Vascular Smooth Muscle Cells in Aortic Aneurysm: From Genetics to Mechanisms

Abstract

Aortic aneurysm, including thoracic aortic aneurysm and abdominal aortic aneurysm, is the second most prevalent aortic disease following atherosclerosis, representing the ninth-leading cause of death globally. Open surgery and endovascular procedures are the major treatments for aortic aneurysm. Typically, thoracic aortic aneurysm has a more robust genetic background than abdominal aortic aneurysm. Abdominal aortic aneurysm shares many features with thoracic aortic aneurysm, including loss of vascular smooth muscle cells (VSMCs), extracellular matrix degradation and inflammation. Although there are limitations to perfectly recapitulating all features of human aortic aneurysm, experimental models provide valuable tools to understand the molecular mechanisms and test novel therapies before human clinical trials. Among the cell types involved in aortic aneurysm development, VSMC dysfunction correlates with loss of aortic wall structural integrity. Here, we discuss the role of VSMCs in aortic aneurysm development. The loss of VSMCs, VSMC phenotypic switching, secretion of inflammatory cytokines, increased matrix metalloproteinase activity, elevated reactive oxygen species, defective autophagy, and increased senescence contribute to aortic aneurysm development. Further studies on aortic aneurysm pathogenesis and elucidation of the underlying signaling pathways are necessary to identify more novel targets for treating this prevalent and clinical impactful disease.

Keywords: aortic aneurysm; genetics; mechanism; vascular smooth muscle cell.

Figure 1. Pathogenesis of aortic aneurysms.

The healthy aorta (left) consists of intimal, medial, and adventitial layers. Vascular smooth muscle cells (VSMCs) and extracellular matrix (ECM) maintain integrity of the aortic wall. Aortic aneurysm lesions (right) are characterized by thrombi, infiltration of inflammatory cells (neutrophils, macrophages, B and T cells), degradation of the ECM, VSMC phenotypic switching and apoptosis, excessive production of cytokines, reactive oxygen species (ROS), and matrix metalloproteinases (MMPs).
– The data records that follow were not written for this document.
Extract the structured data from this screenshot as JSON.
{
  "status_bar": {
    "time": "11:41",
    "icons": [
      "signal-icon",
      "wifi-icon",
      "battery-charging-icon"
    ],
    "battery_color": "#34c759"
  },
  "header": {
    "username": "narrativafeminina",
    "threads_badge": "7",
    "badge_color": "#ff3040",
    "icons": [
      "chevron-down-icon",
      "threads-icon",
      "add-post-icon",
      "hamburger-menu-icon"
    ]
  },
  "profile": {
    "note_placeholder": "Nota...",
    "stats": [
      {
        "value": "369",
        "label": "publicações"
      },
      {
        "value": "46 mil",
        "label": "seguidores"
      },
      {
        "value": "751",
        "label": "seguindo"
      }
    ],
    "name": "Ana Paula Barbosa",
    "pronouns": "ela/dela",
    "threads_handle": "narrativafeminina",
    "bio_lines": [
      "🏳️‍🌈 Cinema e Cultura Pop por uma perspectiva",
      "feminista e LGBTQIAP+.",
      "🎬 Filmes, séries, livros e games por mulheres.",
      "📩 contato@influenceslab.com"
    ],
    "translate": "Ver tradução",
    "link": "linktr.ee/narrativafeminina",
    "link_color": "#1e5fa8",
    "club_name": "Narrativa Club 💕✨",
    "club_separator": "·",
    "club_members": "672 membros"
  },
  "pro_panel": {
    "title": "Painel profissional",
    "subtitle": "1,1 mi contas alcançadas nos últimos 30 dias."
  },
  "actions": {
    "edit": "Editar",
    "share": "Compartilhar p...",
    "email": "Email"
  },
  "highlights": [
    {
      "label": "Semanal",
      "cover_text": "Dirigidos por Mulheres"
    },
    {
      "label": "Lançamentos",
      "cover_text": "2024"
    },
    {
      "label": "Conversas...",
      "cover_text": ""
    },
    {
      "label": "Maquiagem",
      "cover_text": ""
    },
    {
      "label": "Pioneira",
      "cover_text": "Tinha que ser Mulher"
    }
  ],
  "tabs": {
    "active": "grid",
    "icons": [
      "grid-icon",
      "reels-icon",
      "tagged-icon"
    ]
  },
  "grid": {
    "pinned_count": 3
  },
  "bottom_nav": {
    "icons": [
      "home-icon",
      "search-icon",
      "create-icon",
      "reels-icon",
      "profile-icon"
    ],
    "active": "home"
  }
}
PVAT indicates perivascular adipose tissue.

Figure 2. Comparison of animal models used for aortic aneurysm studies.

Animal models have been developed to recapitulate features of human aortic aneurysms. Aortic aneurysms in rodent species can be induced by several methods, including surgical procedures, pharmacological treatments, and genetic manipulations. Each model has its advantages and drawbacks when comparing with human aortic aneurysm pathology. AAA indicates abdominal aortic aneurysm; AngII, angiotensin II; BAPN, β‐aminopropionitrile; ILT, intraluminal thrombus; IMT, intramural thrombus; MCR, mineralocorticoid receptor; and TAA, thoracic aortic aneurysm.
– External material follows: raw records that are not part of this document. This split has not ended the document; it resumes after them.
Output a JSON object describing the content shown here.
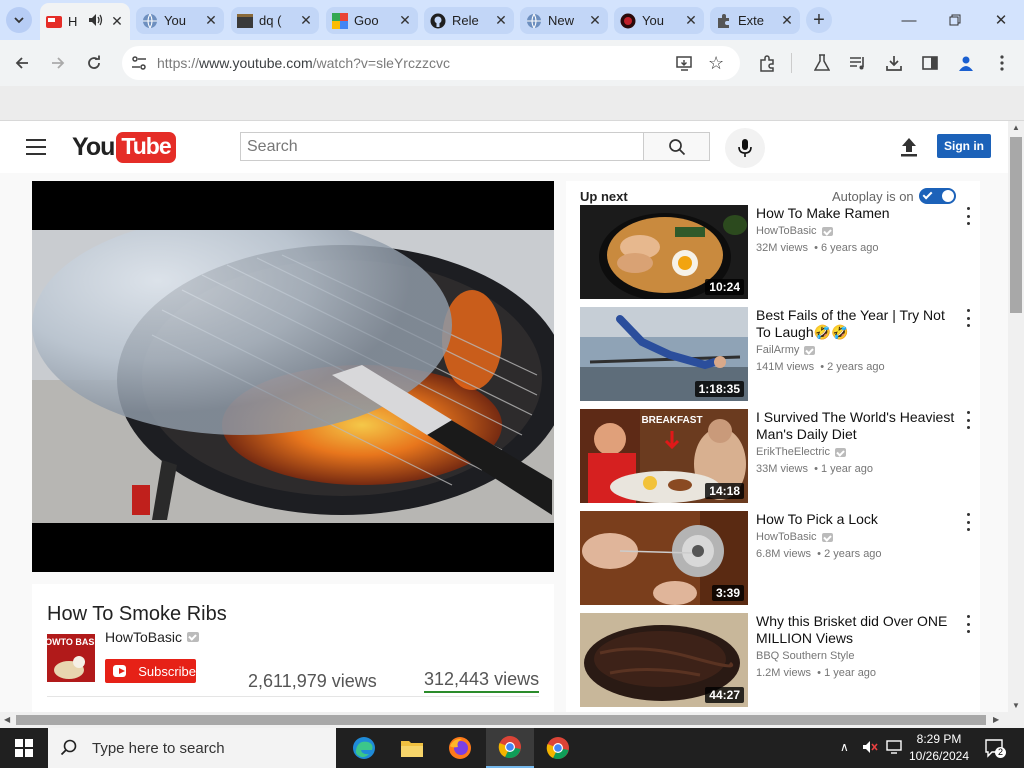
{
  "browser": {
    "tabs": [
      {
        "title": "How To Smoke Ribs - YouTube",
        "short": "H",
        "active": true,
        "icon": "youtube-old-icon"
      },
      {
        "title": "YouTube",
        "short": "You",
        "icon": "globe-icon"
      },
      {
        "title": "dq",
        "short": "dq (",
        "icon": "terminal-icon"
      },
      {
        "title": "Google",
        "short": "Goo",
        "icon": "google-icon"
      },
      {
        "title": "Releases",
        "short": "Rele",
        "icon": "github-icon"
      },
      {
        "title": "New Tab",
        "short": "New",
        "icon": "globe-icon"
      },
      {
        "title": "YouTube",
        "short": "You",
        "icon": "dark-globe-icon"
      },
      {
        "title": "Extensions",
        "short": "Exte",
        "icon": "puzzle-icon"
      }
    ],
    "address": {
      "scheme": "https://",
      "host": "www.youtube.com",
      "path": "/watch?v=sleYrczzcvc"
    }
  },
  "youtube": {
    "search_placeholder": "Search",
    "sign_in": "Sign in",
    "video": {
      "title": "How To Smoke Ribs",
      "channel": "HowToBasic",
      "channel_thumb_text": "HOWTO BASIC",
      "subscribe": "Subscribe",
      "views_left": "2,611,979 views",
      "views_right": "312,443 views"
    },
    "sidebar": {
      "up_next": "Up next",
      "autoplay": "Autoplay is on",
      "autoplay_on": true,
      "items": [
        {
          "title": "How To Make Ramen",
          "channel": "HowToBasic",
          "views": "32M views",
          "age": "6 years ago",
          "duration": "10:24"
        },
        {
          "title": "Best Fails of the Year | Try Not To Laugh🤣🤣",
          "channel": "FailArmy",
          "views": "141M views",
          "age": "2 years ago",
          "duration": "1:18:35"
        },
        {
          "title": "I Survived The World's Heaviest Man's Daily Diet",
          "channel": "ErikTheElectric",
          "views": "33M views",
          "age": "1 year ago",
          "duration": "14:18",
          "thumb_text": "BREAKFAST"
        },
        {
          "title": "How To Pick a Lock",
          "channel": "HowToBasic",
          "views": "6.8M views",
          "age": "2 years ago",
          "duration": "3:39"
        },
        {
          "title": "Why this Brisket did Over ONE MILLION Views",
          "channel": "BBQ Southern Style",
          "views": "1.2M views",
          "age": "1 year ago",
          "duration": "44:27"
        }
      ]
    }
  },
  "taskbar": {
    "search_text": "Type here to search",
    "time": "8:29 PM",
    "date": "10/26/2024",
    "notifications": "2"
  },
  "colors": {
    "tabstrip": "#d3e3fd",
    "youtube_red": "#e62117",
    "signin_blue": "#1c62b9",
    "views_underline": "#2b8c2b"
  }
}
Figure 3. The role of VSMCs in aortic aneurysms.

VSMCs play a critical role in the development of an aortic aneurysm. In pathological conditions, VSMCs undergo phenotypic switching, cell death (apoptosis and necroptosis), oxidative stress, inflammation, senescence, and insufficient autophagy, contributing to aortic aneurysm development. Critical signaling pathways have been identified to mediate VSMC dysfunction in aortic aneurysms. The schematic illustration also shows the genes/pathways either decreased/inactivated (blue) or increased/activated (red) in aortic aneurysm development. ARHGAP18 indicates Rho GTPase activating protein 18; AT1R, angiotensin II receptor type 1; AT2R, angiotensin II receptor type 2; ATG5, autophagy related 5; ATG7, autophagy related 7; BCL2, B‐cell lymphoma 2; CCN3, cellular communication network factor 3; ERK1/2, extracellular signal‐regulated kinases 1/2; iNOS, inducible nitric oxide synthase; JAK, Janus kinase; KLF4, Krüppel like factor 4; mTOR, mammalian target of rapamycin; MYOCD, myocardin; NAMPT, nicotinamide phosphoribosyltransferase; NF‐κB, nuclear factor kappa B; NOX4, nicotinamide adenine dinucleotide phosphate oxidase 4; NRF2, nuclear factor erythroid 2‐related factor 2; PPARγ, peroxisome proliferator‐activated receptor‐gamma; RIP1/3, receptor interacting serine/threonine kinase 1/3; SIRT1, sirtuin1; SRF, serum response factor; STAT, signal transducer and activator of transcription; and TFEB, transcription factor EB.